Nell’ambito di Città metropolitana, solo la metà delle persone prese in carico dai centri per l’impego ha sottoscritto il patto di servizio, le altre esonerate. Non decollano nemmeno i PUC.
Che il reddito di cittadinanza si stia rivelando in modo evidente un flop, è ormai risaputo. Un milione e duecentomila percettori e soli 200mila occupati è la fotografia dell’utilità della misura bandiera dei 5 Stelle alla quale si aggiunge anche il pessimo risultato dell’impiego nel sociale, come previsto dalla legge, dei beneficiari del Rdc.
Stando agli ultimi dati relativi all’ambito di Città metropolitana, a fine settembre si contano 33.256 beneficiari destinati ad essere presi in carico dai centri per l’impiego del territorio per avviare l’iter che dovrebbe – almeno sulla carta – concludersi in un uno sbocco professionale. Per il momento, le persone effettivamente prese in carico sono soltanto 4.482 su una platea di 10.287 convocate dall’avvio del reddito di cittadinanza, lo scorso anno, ad oggi. Dei 4.482, circa la metà ha aderito al patto di servizio necessario per il ricollocamento lavorativo, mentre la restante parte ha potuto godere di una sorta di esonero temporaneo per motivi particolari, di cui il principale risulta il “carico di cura dei familiari”, altri ancora non rientrerebbero nemmeno nell’obbligo di sottoscrizione.
Passi l’emergenza sanitaria, che ha inevitabilmente bloccato il meccanismo delle convocazioni per l’avviamento al lavoro, resta comunque il fatto che sul bacino di competenza di Città metropolitana, non si arriva nemmeno a sfiorare la doppia cifra nelle percentuali delle persone che hanno abbandonato l’assistenza e sono diventate parte attiva all’interno del mondo del lavoro. Non tocca infatti nemmeno il 3% la percentuale degli occupati che sono passati da percettori del reddito di cittadinanza a lavoratori, un segnale evidente che qualcosa non funziona, tant’è che lo stesso Di Maio poco tempo fa aveva lanciato l’idea di un “tagliando” della misura per aggiustarne il tiro.

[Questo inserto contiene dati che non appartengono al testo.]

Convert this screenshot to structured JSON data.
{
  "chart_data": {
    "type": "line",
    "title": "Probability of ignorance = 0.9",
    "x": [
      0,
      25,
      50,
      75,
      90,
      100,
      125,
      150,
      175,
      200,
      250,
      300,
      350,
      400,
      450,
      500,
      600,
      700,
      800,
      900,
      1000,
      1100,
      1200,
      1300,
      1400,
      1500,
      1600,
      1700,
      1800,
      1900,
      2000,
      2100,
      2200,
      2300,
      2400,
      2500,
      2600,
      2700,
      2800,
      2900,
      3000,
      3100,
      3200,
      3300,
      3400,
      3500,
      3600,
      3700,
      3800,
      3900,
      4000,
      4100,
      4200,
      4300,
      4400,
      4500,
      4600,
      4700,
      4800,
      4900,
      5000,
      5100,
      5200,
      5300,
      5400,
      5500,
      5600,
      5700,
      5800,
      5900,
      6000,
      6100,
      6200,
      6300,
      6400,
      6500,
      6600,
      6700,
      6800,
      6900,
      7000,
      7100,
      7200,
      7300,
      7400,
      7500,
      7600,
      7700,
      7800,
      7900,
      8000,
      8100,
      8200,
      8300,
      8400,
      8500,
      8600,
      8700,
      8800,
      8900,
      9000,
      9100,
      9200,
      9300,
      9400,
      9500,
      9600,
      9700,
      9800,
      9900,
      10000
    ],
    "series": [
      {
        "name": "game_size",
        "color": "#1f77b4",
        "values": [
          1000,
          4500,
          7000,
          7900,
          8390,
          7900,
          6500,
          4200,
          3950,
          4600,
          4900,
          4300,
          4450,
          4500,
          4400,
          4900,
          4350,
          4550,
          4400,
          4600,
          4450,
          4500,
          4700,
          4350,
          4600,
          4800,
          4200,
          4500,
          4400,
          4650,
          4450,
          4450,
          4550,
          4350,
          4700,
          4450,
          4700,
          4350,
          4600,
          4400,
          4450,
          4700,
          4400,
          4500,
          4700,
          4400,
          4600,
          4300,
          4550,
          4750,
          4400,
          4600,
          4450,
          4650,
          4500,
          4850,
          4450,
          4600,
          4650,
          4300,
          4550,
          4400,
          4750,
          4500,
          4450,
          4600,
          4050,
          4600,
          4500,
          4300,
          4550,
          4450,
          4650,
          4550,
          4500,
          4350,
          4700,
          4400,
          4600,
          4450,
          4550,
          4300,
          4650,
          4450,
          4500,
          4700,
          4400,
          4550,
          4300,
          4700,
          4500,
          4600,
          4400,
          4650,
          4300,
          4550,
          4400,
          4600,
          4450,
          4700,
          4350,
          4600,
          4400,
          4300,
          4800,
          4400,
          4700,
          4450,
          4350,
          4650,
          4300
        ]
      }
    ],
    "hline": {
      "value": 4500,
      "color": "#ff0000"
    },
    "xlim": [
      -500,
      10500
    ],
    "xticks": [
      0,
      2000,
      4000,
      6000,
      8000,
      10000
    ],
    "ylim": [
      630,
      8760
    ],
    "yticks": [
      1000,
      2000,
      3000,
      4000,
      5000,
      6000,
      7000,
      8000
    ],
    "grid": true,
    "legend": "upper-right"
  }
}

Misura che non decolla nemmeno per quanto riguarda le persone a carico dei Comuni per lo svolgimento dei cosiddetti PUC, i progetti utili alla collettività. Milano tenterà di risollevare il livello attraverso un progetto che prevede il coinvolgimento di circa 200 percettori della misura a sostegno della povertà, per rilevare la temperatura a dipendenti e utenza agli ingressi di alcune delle sedi dei servizi sociali. Un progetto pilota che sarebbe dovuto partire entro la fine del mese di ottobre per poi introdurre gradualmente i Puc, per i quali è in corso un dialogo tra Palazzo Marino, Comuni di dimensioni analoghe e lo stesso ministero del Lavoro e delle Politiche sociali, finalizzato a definire una linea comune che consenta un’attuazione quanto più possibile strutturata dei progetti. In questo particolare momento, però, l’introduzione delle nuove misure di contenimento dei contagi potrebbe far slittare ancora più in là l’avviamento del progetto.
Nell’ambito dei patti per il lavoro e/o per l’inclusione sociale, i percettori del reddito di cittadinanza sono vincolati a svolgere progetti utili alla collettività all’interno del proprio comune di residenza, per un minimo di 8 ore settimanali fino ad un massimo di 16. Un punto cardine della misura bandiera dei pentastellati che però sta trovando una scarsa attuazione da parte dei Comuni, solo 400 su 8000, infatti, hanno approvato i decreti per consentire l’impiego dei beneficiari del reddito di cittadinanza.
E se Di Maio ha annunciato un “tagliando” di revisione della misura a sostegno della povertà adeguandola “alle attuali esigenze del Paese”, Conte ha rassicurato che per il futuro il reddito di cittadinanza non scomparirà, l’obiettivo del governo sarà quello di migliorarlo nella sua fase di attuazione.